For read access, however, standard tables are a performance killer: unlike the other tables, they are searched on a linear basis. A search in a standard table with 50,000 data records will therefore start from the very first data record. In the worst-case scenario where the requested data record is at the very end, all preceding 49,999 data records will be read.

The example below illustrates just what impact this has in lookups:

performance-lookups-bw-processing-time

 

Imagine that we have an internal table, X, with 50,000 data records, and that each data record is to be supplemented with information from a database table, Y. In the best-case scenario, we have only loaded the relevant data records from database table Y to an internal table Z [Verlinkung zum Artikel 4], and the latter contains exactly one corresponding data record for each of our X data records. Z thus also has 50,000 data records.

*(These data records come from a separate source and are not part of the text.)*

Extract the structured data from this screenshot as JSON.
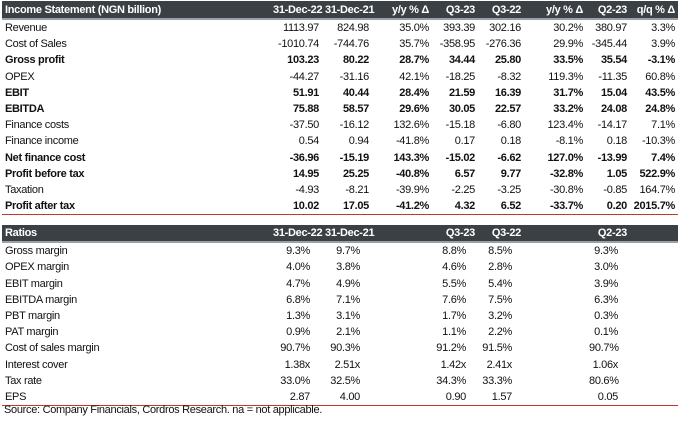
{
  "income": {
    "title": "Income Statement (NGN billion)",
    "columns": [
      "31-Dec-22",
      "31-Dec-21",
      "y/y % Δ",
      "Q3-23",
      "Q3-22",
      "y/y % Δ",
      "Q2-23",
      "q/q % Δ"
    ],
    "rows": [
      {
        "label": "Revenue",
        "bold": false,
        "values": [
          "1113.97",
          "824.98",
          "35.0%",
          "393.39",
          "302.16",
          "30.2%",
          "380.97",
          "3.3%"
        ]
      },
      {
        "label": "Cost of Sales",
        "bold": false,
        "values": [
          "-1010.74",
          "-744.76",
          "35.7%",
          "-358.95",
          "-276.36",
          "29.9%",
          "-345.44",
          "3.9%"
        ]
      },
      {
        "label": "Gross profit",
        "bold": true,
        "values": [
          "103.23",
          "80.22",
          "28.7%",
          "34.44",
          "25.80",
          "33.5%",
          "35.54",
          "-3.1%"
        ]
      },
      {
        "label": "OPEX",
        "bold": false,
        "values": [
          "-44.27",
          "-31.16",
          "42.1%",
          "-18.25",
          "-8.32",
          "119.3%",
          "-11.35",
          "60.8%"
        ]
      },
      {
        "label": "EBIT",
        "bold": true,
        "values": [
          "51.91",
          "40.44",
          "28.4%",
          "21.59",
          "16.39",
          "31.7%",
          "15.04",
          "43.5%"
        ]
      },
      {
        "label": "EBITDA",
        "bold": true,
        "values": [
          "75.88",
          "58.57",
          "29.6%",
          "30.05",
          "22.57",
          "33.2%",
          "24.08",
          "24.8%"
        ]
      },
      {
        "label": "Finance costs",
        "bold": false,
        "values": [
          "-37.50",
          "-16.12",
          "132.6%",
          "-15.18",
          "-6.80",
          "123.4%",
          "-14.17",
          "7.1%"
        ]
      },
      {
        "label": "Finance income",
        "bold": false,
        "values": [
          "0.54",
          "0.94",
          "-41.8%",
          "0.17",
          "0.18",
          "-8.1%",
          "0.18",
          "-10.3%"
        ]
      },
      {
        "label": "Net finance cost",
        "bold": true,
        "values": [
          "-36.96",
          "-15.19",
          "143.3%",
          "-15.02",
          "-6.62",
          "127.0%",
          "-13.99",
          "7.4%"
        ]
      },
      {
        "label": "Profit before tax",
        "bold": true,
        "values": [
          "14.95",
          "25.25",
          "-40.8%",
          "6.57",
          "9.77",
          "-32.8%",
          "1.05",
          "522.9%"
        ]
      },
      {
        "label": "Taxation",
        "bold": false,
        "values": [
          "-4.93",
          "-8.21",
          "-39.9%",
          "-2.25",
          "-3.25",
          "-30.8%",
          "-0.85",
          "164.7%"
        ]
      },
      {
        "label": "Profit after tax",
        "bold": true,
        "values": [
          "10.02",
          "17.05",
          "-41.2%",
          "4.32",
          "6.52",
          "-33.7%",
          "0.20",
          "2015.7%"
        ]
      }
    ]
  },
  "ratios": {
    "title": "Ratios",
    "columns": [
      "31-Dec-22",
      "31-Dec-21",
      "",
      "Q3-23",
      "Q3-22",
      "",
      "Q2-23",
      ""
    ],
    "rows": [
      {
        "label": "Gross margin",
        "values": [
          "9.3%",
          "9.7%",
          "",
          "8.8%",
          "8.5%",
          "",
          "9.3%",
          ""
        ]
      },
      {
        "label": "OPEX margin",
        "values": [
          "4.0%",
          "3.8%",
          "",
          "4.6%",
          "2.8%",
          "",
          "3.0%",
          ""
        ]
      },
      {
        "label": "EBIT margin",
        "values": [
          "4.7%",
          "4.9%",
          "",
          "5.5%",
          "5.4%",
          "",
          "3.9%",
          ""
        ]
      },
      {
        "label": "EBITDA margin",
        "values": [
          "6.8%",
          "7.1%",
          "",
          "7.6%",
          "7.5%",
          "",
          "6.3%",
          ""
        ]
      },
      {
        "label": "PBT margin",
        "values": [
          "1.3%",
          "3.1%",
          "",
          "1.7%",
          "3.2%",
          "",
          "0.3%",
          ""
        ]
      },
      {
        "label": "PAT margin",
        "values": [
          "0.9%",
          "2.1%",
          "",
          "1.1%",
          "2.2%",
          "",
          "0.1%",
          ""
        ]
      },
      {
        "label": "Cost of sales margin",
        "values": [
          "90.7%",
          "90.3%",
          "",
          "91.2%",
          "91.5%",
          "",
          "90.7%",
          ""
        ]
      },
      {
        "label": "Interest cover",
        "values": [
          "1.38x",
          "2.51x",
          "",
          "1.42x",
          "2.41x",
          "",
          "1.06x",
          ""
        ]
      },
      {
        "label": "Tax rate",
        "values": [
          "33.0%",
          "32.5%",
          "",
          "34.3%",
          "33.3%",
          "",
          "80.6%",
          ""
        ]
      },
      {
        "label": "EPS",
        "values": [
          "2.87",
          "4.00",
          "",
          "0.90",
          "1.57",
          "",
          "0.05",
          ""
        ]
      }
    ]
  },
  "source": "Source: Company Financials, Cordros Research. na = not applicable."
}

The type of table X is of secondary importance, as we need to LOOP through it and read out every single data record. If, however, Z is a standard table, we will have a total of 1,250,025,000 (50,000!) instances of read access. With SAP BW on HANA, you are often working with data packages with 200,000 or more data records. In our example, this would take us to 20,000,100,000 instances of read access per data package if we used a standard table for Z.

Of course, standard tables can also be sorted in ascending order and then searched using a BINARY SEARCH[SC1] . So why not use a sorted or hashed table? As a rule of thumb, there is little difference in speed between the two types of table with c. 10,000 data records. For significantly larger tables, the hashed table is unbeatable as the access time is more or less constant irrespective of size. Performance problems do not generally occur with fewer than 10,000 data records.

The 'disadvantage' of hashed tables is, however, that they are only supposed to contain unique data records. If it is not possible to generate a unique table key, for example because the selected data has been aggregated, you should use sorted tables.

 

In short:

  • If you need an internal table for writing, use a standard table.
  • If you need to search a large internal table, use a hashed table.
  • If you need to search a large internal table with non-unique data records, use a sorted table.